The sixth round of indirect talks in Vienna between Tehran and Washington on reviving the JCPOA adjourned on June 20, two days after hardline cleric Ebrahim Raisi was elected president of the Islamic Republic. There is as yet no word on when the next round of negotiations will resume.
On July 29, US Secretary of State Antony Blinken said that the nuclear talks with Iran "cannot go on indefinitely" but that Washington was "fully prepared" to continue negotiations.

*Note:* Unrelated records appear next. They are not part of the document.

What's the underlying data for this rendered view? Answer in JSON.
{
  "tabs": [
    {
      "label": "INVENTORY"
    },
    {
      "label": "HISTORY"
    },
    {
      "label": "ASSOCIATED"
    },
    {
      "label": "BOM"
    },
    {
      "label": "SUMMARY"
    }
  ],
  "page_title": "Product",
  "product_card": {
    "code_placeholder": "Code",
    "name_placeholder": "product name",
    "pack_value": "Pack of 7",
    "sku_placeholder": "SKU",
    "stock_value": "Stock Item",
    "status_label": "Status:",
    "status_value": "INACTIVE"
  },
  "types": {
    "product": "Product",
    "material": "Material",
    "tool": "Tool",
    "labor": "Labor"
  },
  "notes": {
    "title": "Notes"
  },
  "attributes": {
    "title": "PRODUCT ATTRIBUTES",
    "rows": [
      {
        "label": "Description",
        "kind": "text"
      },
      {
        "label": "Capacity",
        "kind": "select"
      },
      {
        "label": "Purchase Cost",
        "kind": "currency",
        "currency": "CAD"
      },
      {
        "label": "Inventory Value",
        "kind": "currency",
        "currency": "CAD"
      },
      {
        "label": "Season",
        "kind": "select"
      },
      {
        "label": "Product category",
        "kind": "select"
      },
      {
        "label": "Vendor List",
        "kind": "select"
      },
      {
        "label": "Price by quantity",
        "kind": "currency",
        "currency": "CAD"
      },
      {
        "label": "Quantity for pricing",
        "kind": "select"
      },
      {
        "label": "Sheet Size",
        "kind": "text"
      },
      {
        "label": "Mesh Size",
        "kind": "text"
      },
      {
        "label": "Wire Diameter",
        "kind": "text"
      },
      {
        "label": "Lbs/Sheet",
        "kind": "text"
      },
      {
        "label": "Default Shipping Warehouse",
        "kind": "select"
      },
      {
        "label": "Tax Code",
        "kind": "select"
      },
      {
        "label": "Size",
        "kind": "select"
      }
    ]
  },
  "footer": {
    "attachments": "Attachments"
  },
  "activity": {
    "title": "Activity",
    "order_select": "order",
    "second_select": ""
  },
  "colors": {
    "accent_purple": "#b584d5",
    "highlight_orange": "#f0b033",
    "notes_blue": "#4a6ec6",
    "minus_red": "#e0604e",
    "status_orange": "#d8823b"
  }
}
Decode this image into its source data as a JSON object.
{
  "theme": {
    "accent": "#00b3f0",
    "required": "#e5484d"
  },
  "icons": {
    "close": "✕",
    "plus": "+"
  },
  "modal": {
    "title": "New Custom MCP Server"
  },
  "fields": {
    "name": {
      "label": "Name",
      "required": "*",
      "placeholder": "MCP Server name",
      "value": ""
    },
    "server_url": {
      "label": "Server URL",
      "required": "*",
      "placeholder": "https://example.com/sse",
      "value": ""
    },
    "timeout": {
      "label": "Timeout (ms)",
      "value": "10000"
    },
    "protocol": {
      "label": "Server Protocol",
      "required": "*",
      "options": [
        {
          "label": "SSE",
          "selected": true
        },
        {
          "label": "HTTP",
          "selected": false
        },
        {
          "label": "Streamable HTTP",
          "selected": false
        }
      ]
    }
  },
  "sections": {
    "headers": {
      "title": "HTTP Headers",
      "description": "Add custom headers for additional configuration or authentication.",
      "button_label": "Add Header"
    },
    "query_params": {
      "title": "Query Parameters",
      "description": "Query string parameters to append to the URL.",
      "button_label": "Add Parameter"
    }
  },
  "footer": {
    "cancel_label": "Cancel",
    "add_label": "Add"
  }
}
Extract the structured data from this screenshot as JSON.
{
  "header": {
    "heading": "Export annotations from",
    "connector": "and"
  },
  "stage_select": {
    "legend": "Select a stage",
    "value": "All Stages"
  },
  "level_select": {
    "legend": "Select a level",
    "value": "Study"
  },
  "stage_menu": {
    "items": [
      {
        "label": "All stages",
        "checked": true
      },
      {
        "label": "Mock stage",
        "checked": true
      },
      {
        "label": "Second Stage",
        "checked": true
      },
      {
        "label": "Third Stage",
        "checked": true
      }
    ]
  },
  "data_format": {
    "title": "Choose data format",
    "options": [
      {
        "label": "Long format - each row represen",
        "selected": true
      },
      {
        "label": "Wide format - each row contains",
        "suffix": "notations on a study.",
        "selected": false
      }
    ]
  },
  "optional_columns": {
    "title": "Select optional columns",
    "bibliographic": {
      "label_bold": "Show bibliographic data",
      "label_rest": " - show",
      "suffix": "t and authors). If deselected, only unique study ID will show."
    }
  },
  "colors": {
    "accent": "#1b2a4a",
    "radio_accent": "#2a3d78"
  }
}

Looking ahead, the Institute of International Finance (IFF) forecast that should the signatories to the original JCPOA manage to agree a comprehensive new nuclear agreement that moves beyond the 2015 terms, Iran would see GDP expand by 4.3% this year and by 5.9% and 5.8% in 2022 and 2023, respectively.

If Tehran and the major powers fail to strike any agreement to revive the JCPOA, unemployment in Iran would likely remain in double digits and there would be subued economic growth of 1.8% this year, the IIF estimated.